Point $P$ lies inside a triangle $ABC$. Let $D,E$ and $F$ be reflections of the point $P$ in the lines $BC,CA$ and $AB$, respectively. Prove that if the triangle $DEF$ is equilateral, then the lines $AD,BE$ and $CF$ intersect in a common point.
Problem
Source: Pan African Olympiad 2009
Tags: geometry, geometric transformation, reflection, geometry proposed
Luis González
01.10.2011 19:17
Clearly, if DEF is equilateral, then the pedal triangle of P WRT ABC is also equilateral, i.e. P is an isodynamic point of ABC. Thus, according to the problem http://www.artofproblemsolving.com/Forum/viewtopic.php?f=47&t=304719, AD,BE,CF concur at the isogonal conjugate of P, namely a Fermat point of ABC. P.S. For a generalization, see Reflections of a point M.
r1234
04.05.2012 20:01
Since $\triangle DEF$ is equilateral we conclude that $P$ is the first Isodyanamic point of $\triangle ABC$.We will prove that $AD,BE,CF$ concur at the Fermat point of $\triangle ABC$ i.e at $P'$, the isogonal conjugate of $P$ wrt $\triangle ABC$.For this note that $D$ is isogonal conjugate of $A$ wrt $\triangle P'BC$.We know that $AP'$ bisects $\angle BP'C$.Hence $A,P'D$ are collinear.
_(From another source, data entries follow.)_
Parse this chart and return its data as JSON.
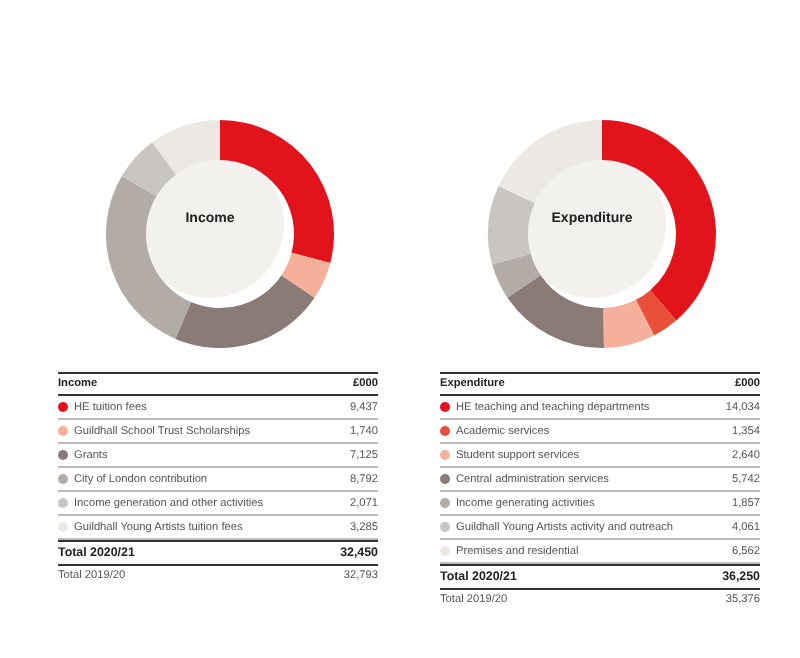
{
  "chart_data": [
    {
      "type": "donut",
      "title": "Income",
      "categories": [
        "HE tuition fees",
        "Guildhall School Trust Scholarships",
        "Grants",
        "City of London contribution",
        "Income generation and other activities",
        "Guildhall Young Artists tuition fees"
      ],
      "values": [
        9437,
        1740,
        7125,
        8792,
        2071,
        3285
      ],
      "value_labels": [
        "9,437",
        "1,740",
        "7,125",
        "8,792",
        "2,071",
        "3,285"
      ],
      "colors": [
        "#e3131b",
        "#f4b09a",
        "#8a7b76",
        "#b3aba6",
        "#c9c5c2",
        "#ece9e4"
      ],
      "legend_title": "£000",
      "legend": "bottom",
      "annotations": [
        "Total 2020/21",
        "32,450",
        "Total 2019/20",
        "32,793"
      ]
    },
    {
      "type": "donut",
      "title": "Expenditure",
      "categories": [
        "HE teaching and teaching departments",
        "Academic services",
        "Student support services",
        "Central administration services",
        "Income generating activities",
        "Guildhall Young Artists activity and outreach",
        "Premises and residential"
      ],
      "values": [
        14034,
        1354,
        2640,
        5742,
        1857,
        4061,
        6562
      ],
      "value_labels": [
        "14,034",
        "1,354",
        "2,640",
        "5,742",
        "1,857",
        "4,061",
        "6,562"
      ],
      "colors": [
        "#e3131b",
        "#e8503a",
        "#f4b09a",
        "#8a7b76",
        "#b3aba6",
        "#c9c5c2",
        "#ece9e4"
      ],
      "legend_title": "£000",
      "legend": "bottom",
      "annotations": [
        "Total 2020/21",
        "36,250",
        "Total 2019/20",
        "35,376"
      ]
    }
  ]
}
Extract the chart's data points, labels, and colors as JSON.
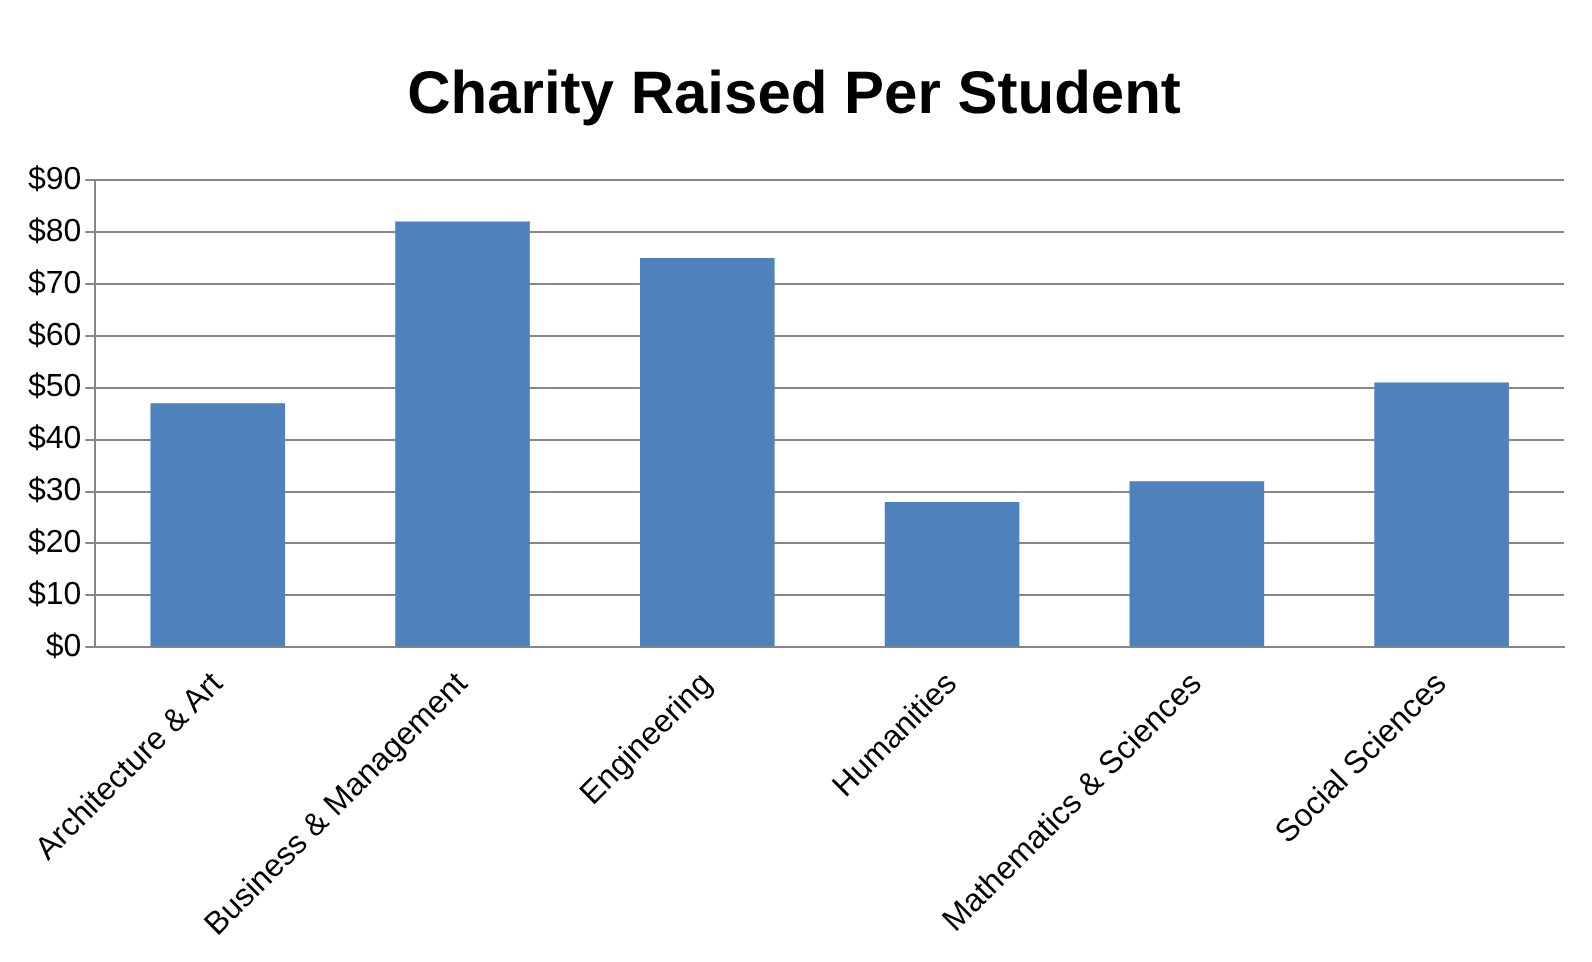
{
  "chart_data": {
    "type": "bar",
    "title": "Charity Raised Per Student",
    "categories": [
      "Architecture & Art",
      "Business & Management",
      "Engineering",
      "Humanities",
      "Mathematics & Sciences",
      "Social Sciences"
    ],
    "values": [
      47,
      82,
      75,
      28,
      32,
      51
    ],
    "color": "#4f81bd",
    "ylim": [
      0,
      90
    ],
    "yticks": [
      {
        "value": 0,
        "label": "$0"
      },
      {
        "value": 10,
        "label": "$10"
      },
      {
        "value": 20,
        "label": "$20"
      },
      {
        "value": 30,
        "label": "$30"
      },
      {
        "value": 40,
        "label": "$40"
      },
      {
        "value": 50,
        "label": "$50"
      },
      {
        "value": 60,
        "label": "$60"
      },
      {
        "value": 70,
        "label": "$70"
      },
      {
        "value": 80,
        "label": "$80"
      },
      {
        "value": 90,
        "label": "$90"
      }
    ],
    "grid": "y",
    "legend": false
  }
}
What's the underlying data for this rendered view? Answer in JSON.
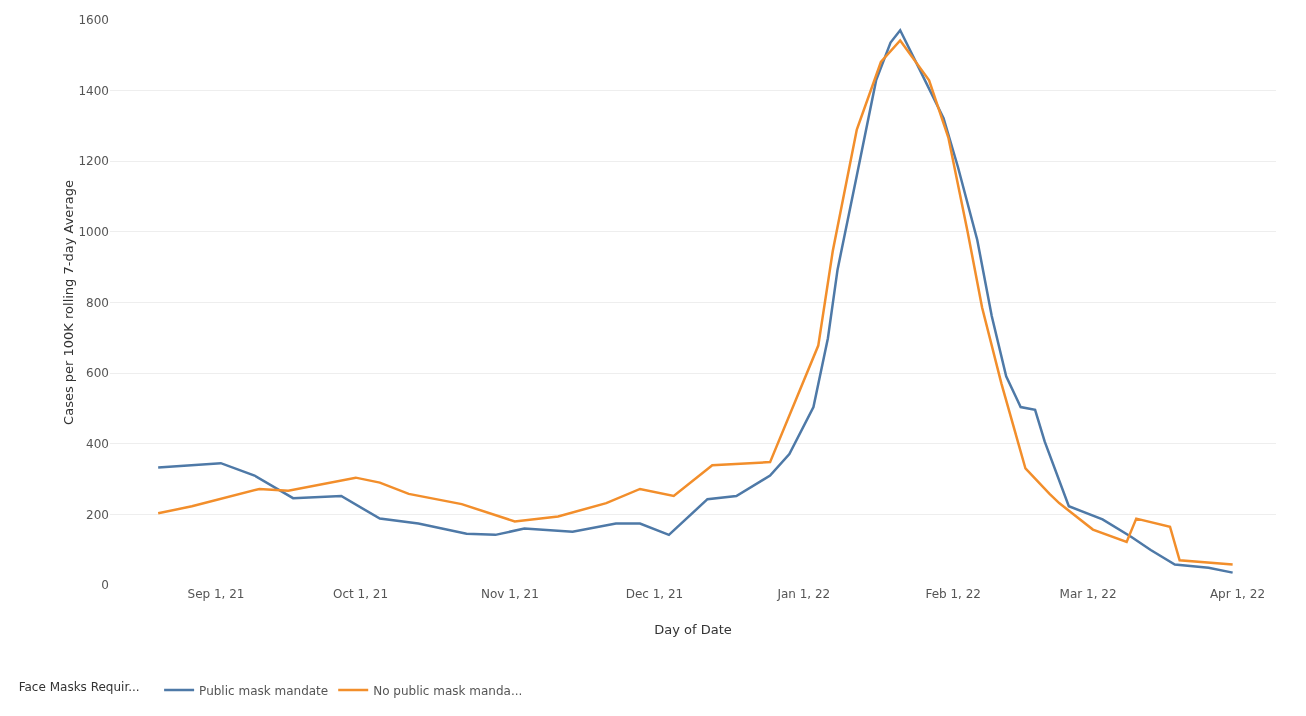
{
  "chart_data": {
    "type": "line",
    "xlabel": "Day of Date",
    "ylabel": "Cases per 100K rolling 7-day Average",
    "legend_title": "Face Masks Requir...",
    "legend": "bottom",
    "grid": "y",
    "line_style": "solid",
    "marker": "none",
    "xlim": [
      "2021-08-10",
      "2022-04-09"
    ],
    "xticks": [
      {
        "value": "2021-09-01",
        "label": "Sep 1, 21"
      },
      {
        "value": "2021-10-01",
        "label": "Oct 1, 21"
      },
      {
        "value": "2021-11-01",
        "label": "Nov 1, 21"
      },
      {
        "value": "2021-12-01",
        "label": "Dec 1, 21"
      },
      {
        "value": "2022-01-01",
        "label": "Jan 1, 22"
      },
      {
        "value": "2022-02-01",
        "label": "Feb 1, 22"
      },
      {
        "value": "2022-03-01",
        "label": "Mar 1, 22"
      },
      {
        "value": "2022-04-01",
        "label": "Apr 1, 22"
      }
    ],
    "ylim": [
      0,
      1600
    ],
    "yticks": [
      0,
      200,
      400,
      600,
      800,
      1000,
      1200,
      1400,
      1600
    ],
    "series": [
      {
        "name": "Public mask mandate",
        "color": "#4e79a7",
        "x": [
          "2021-08-20",
          "2021-09-02",
          "2021-09-09",
          "2021-09-17",
          "2021-09-27",
          "2021-10-05",
          "2021-10-13",
          "2021-10-23",
          "2021-10-29",
          "2021-11-04",
          "2021-11-14",
          "2021-11-23",
          "2021-11-28",
          "2021-12-04",
          "2021-12-12",
          "2021-12-18",
          "2021-12-25",
          "2021-12-29",
          "2022-01-03",
          "2022-01-06",
          "2022-01-08",
          "2022-01-12",
          "2022-01-16",
          "2022-01-19",
          "2022-01-21",
          "2022-01-25",
          "2022-01-30",
          "2022-02-02",
          "2022-02-06",
          "2022-02-09",
          "2022-02-12",
          "2022-02-15",
          "2022-02-18",
          "2022-02-20",
          "2022-02-25",
          "2022-03-04",
          "2022-03-10",
          "2022-03-14",
          "2022-03-19",
          "2022-03-26",
          "2022-03-31"
        ],
        "values": [
          333,
          345,
          310,
          246,
          252,
          188,
          174,
          145,
          142,
          160,
          151,
          174,
          174,
          142,
          243,
          252,
          310,
          371,
          504,
          699,
          893,
          1160,
          1429,
          1536,
          1571,
          1461,
          1322,
          1183,
          977,
          762,
          591,
          504,
          496,
          406,
          223,
          186,
          136,
          99,
          58,
          49,
          35
        ]
      },
      {
        "name": "No public mask manda...",
        "color": "#f28e2b",
        "x": [
          "2021-08-20",
          "2021-08-27",
          "2021-09-10",
          "2021-09-16",
          "2021-09-30",
          "2021-10-05",
          "2021-10-11",
          "2021-10-22",
          "2021-11-02",
          "2021-11-11",
          "2021-11-21",
          "2021-11-28",
          "2021-12-05",
          "2021-12-13",
          "2021-12-25",
          "2022-01-04",
          "2022-01-07",
          "2022-01-12",
          "2022-01-17",
          "2022-01-21",
          "2022-01-27",
          "2022-01-31",
          "2022-02-04",
          "2022-02-07",
          "2022-02-11",
          "2022-02-16",
          "2022-02-21",
          "2022-02-23",
          "2022-03-02",
          "2022-03-09",
          "2022-03-11",
          "2022-03-18",
          "2022-03-20",
          "2022-03-31"
        ],
        "values": [
          203,
          223,
          272,
          267,
          304,
          290,
          258,
          229,
          180,
          194,
          232,
          272,
          252,
          339,
          348,
          678,
          945,
          1290,
          1481,
          1542,
          1429,
          1267,
          1000,
          786,
          571,
          330,
          258,
          232,
          157,
          122,
          188,
          165,
          70,
          58
        ]
      }
    ]
  }
}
So done.
jred
13.03.2015 09:32
Wow, I don't know what it is " isodynamic point ", however this problem can be solved by some basic knowledge. Easily we see $AE=AP=AF$, and also $DE=DF$, thus $\triangle ADE$ is congruent to $\triangle ADF$, so we have $DA$ is the bisector of $\angle EDF$, similarily we get $BE, CF$ are bisectors of $\angle DEF, \angle DFE$ respectively. hence we know lines $AD,BE$ and $CF$ are concurrent at the incenter of $\triangle DEF$.